Methods: Well-established IP programmes currently exist in Germany for the lumbar spine and knee joints. These were developed and evaluated by three accident insurance institutions (UVT). However, the introduction of new national occupational diseases such as OD 2117 (rotator cuff lesion) and OD 2116 (hip osteoarthritis due to manual handling of loads), and the removal of the cessation requirement, highlight the need for additional IP programmes. Consequently, an umbrella review was initiated by the German Social accident insurance (DGUV) to identify and assess the effectiveness of existing international IP programmes or evidence-based modules for shoulder and hip conditions. Additionally, a survey of the UVTs was conducted in 2024 to identify key areas for further development.

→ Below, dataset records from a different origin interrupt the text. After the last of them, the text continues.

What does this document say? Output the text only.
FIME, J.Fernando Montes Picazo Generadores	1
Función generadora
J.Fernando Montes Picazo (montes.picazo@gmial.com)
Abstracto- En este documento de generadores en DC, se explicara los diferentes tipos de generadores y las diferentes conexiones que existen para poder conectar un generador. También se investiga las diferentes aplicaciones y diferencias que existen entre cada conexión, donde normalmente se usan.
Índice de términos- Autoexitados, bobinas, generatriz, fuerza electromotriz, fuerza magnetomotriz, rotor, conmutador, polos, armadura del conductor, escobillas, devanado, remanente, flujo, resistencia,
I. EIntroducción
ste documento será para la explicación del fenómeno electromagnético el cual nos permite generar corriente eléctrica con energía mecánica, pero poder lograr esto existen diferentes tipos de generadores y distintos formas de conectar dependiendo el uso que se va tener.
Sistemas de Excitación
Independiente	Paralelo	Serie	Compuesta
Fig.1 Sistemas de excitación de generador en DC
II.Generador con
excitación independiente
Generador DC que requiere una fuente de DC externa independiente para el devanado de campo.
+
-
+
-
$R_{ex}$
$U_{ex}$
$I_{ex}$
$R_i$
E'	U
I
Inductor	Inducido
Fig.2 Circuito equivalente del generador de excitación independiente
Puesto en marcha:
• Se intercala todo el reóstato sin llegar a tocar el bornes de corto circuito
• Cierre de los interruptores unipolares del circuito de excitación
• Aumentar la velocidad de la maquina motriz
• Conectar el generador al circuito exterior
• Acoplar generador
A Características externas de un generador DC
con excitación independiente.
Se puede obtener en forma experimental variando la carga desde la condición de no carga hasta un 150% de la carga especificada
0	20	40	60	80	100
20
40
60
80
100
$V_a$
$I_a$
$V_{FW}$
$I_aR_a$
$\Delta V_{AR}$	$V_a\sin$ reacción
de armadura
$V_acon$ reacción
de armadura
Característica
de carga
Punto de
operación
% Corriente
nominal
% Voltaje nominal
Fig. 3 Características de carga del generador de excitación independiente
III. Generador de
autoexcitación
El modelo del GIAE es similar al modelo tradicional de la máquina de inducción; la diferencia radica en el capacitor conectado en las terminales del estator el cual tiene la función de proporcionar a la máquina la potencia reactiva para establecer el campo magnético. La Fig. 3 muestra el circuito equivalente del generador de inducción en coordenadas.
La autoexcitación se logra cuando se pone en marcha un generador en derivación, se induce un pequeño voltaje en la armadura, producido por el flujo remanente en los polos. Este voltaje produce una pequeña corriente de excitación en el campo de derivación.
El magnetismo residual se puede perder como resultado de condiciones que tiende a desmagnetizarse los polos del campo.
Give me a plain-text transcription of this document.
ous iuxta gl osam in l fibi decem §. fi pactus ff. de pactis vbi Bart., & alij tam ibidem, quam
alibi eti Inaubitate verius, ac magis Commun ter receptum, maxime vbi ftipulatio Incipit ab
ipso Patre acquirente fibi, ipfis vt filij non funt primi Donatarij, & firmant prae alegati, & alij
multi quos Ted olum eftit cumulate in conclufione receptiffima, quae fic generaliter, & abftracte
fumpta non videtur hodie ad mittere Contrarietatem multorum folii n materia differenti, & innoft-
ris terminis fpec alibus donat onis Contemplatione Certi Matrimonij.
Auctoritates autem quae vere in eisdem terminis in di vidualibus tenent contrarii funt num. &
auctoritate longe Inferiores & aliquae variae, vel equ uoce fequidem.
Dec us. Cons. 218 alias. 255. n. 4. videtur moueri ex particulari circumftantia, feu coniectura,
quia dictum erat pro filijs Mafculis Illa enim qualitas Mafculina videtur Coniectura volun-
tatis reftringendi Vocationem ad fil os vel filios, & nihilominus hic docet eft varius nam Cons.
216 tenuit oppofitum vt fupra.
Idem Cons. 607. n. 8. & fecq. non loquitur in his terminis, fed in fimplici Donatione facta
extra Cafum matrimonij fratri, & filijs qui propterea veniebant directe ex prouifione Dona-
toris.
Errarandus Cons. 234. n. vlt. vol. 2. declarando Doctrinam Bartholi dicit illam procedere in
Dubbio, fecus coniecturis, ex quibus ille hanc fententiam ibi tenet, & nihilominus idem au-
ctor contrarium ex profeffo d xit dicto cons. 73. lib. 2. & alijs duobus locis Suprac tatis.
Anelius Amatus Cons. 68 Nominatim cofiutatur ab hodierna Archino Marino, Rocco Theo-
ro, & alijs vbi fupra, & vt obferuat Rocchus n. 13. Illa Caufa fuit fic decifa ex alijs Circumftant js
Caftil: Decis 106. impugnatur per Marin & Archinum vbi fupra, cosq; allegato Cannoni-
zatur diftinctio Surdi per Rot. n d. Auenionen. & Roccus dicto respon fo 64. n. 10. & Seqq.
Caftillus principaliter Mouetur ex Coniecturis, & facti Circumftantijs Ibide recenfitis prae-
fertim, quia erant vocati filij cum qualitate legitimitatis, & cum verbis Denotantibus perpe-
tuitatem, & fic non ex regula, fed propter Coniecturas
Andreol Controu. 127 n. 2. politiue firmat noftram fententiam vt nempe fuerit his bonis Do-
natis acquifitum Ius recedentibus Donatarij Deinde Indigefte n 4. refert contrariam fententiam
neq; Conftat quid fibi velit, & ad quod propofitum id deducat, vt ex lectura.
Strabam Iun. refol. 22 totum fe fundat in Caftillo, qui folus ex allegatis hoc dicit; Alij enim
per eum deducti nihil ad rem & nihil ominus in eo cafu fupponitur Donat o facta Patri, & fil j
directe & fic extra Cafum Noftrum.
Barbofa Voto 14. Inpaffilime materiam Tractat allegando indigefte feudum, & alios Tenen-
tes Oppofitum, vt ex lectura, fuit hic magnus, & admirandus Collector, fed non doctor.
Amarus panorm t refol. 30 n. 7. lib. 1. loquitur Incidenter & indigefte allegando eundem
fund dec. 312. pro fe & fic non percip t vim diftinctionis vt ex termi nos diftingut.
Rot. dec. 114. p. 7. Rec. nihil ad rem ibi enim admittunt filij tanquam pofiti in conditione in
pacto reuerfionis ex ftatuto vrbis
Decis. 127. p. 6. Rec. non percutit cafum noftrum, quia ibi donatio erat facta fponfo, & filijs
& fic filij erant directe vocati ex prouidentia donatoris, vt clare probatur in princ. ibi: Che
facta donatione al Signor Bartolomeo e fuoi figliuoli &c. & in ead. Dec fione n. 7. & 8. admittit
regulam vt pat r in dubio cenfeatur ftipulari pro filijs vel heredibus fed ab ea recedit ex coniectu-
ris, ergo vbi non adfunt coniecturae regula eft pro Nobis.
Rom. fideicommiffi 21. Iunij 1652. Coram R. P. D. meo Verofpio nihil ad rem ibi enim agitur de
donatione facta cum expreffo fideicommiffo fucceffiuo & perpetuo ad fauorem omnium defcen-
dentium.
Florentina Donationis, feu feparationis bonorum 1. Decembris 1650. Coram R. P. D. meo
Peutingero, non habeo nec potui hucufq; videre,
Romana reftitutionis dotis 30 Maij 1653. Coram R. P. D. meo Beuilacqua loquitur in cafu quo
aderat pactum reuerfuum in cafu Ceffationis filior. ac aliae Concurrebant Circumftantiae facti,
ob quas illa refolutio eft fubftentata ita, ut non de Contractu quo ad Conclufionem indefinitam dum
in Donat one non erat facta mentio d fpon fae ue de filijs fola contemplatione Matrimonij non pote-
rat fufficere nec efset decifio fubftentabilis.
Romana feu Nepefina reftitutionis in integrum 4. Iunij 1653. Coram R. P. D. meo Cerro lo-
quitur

Results: The national IP programmes have a modular structure, beginning with a (partially) inpatient core phase and continuing with follow-up interventions. Consisting of ten standardised components, the programmes include sports therapy, physiotherapy, ergonomics, and psychological training. The modular structure is defined in the DGUV guideline IP MSE (IFA report 5/2023), which aims to ensure consistent programme development and transparent access. Access to IP programmes is available through multiple pathways, including following the recognition of an occupational disease or during occupational medical health examinations. Evaluations of the national IP programmes for the knee and lumbar spine show significant short-term improvements in pain symptoms, functional capacity, and work-related behaviour after the inpatient phase. Long-term benefits are observed when follow-up measures such as sports training are consistently maintained. Preliminary findings from the umbrella review indicate that international IP programmes using multimodal approaches are generally effective. Sports therapy, physiotherapy, and manual therapy demonstrate positive outcomes, whereas purely physical modalities appear to be less effective. However, the methodological quality of the studies is often limited. The 2024 UVT survey identified areas in need of further development, such as expanding the ergonomics module to address a wider range of occupational groups and exposure types and creating outpatient programme formats.

Conclusion: The evidence-based, modular DGUV’s IP approach provides a robust framework to reduce occupational diseases. In the future, this approach must adapt to scientific evidence, changing demands and new requirements to remain effective to support employees’ long-term health.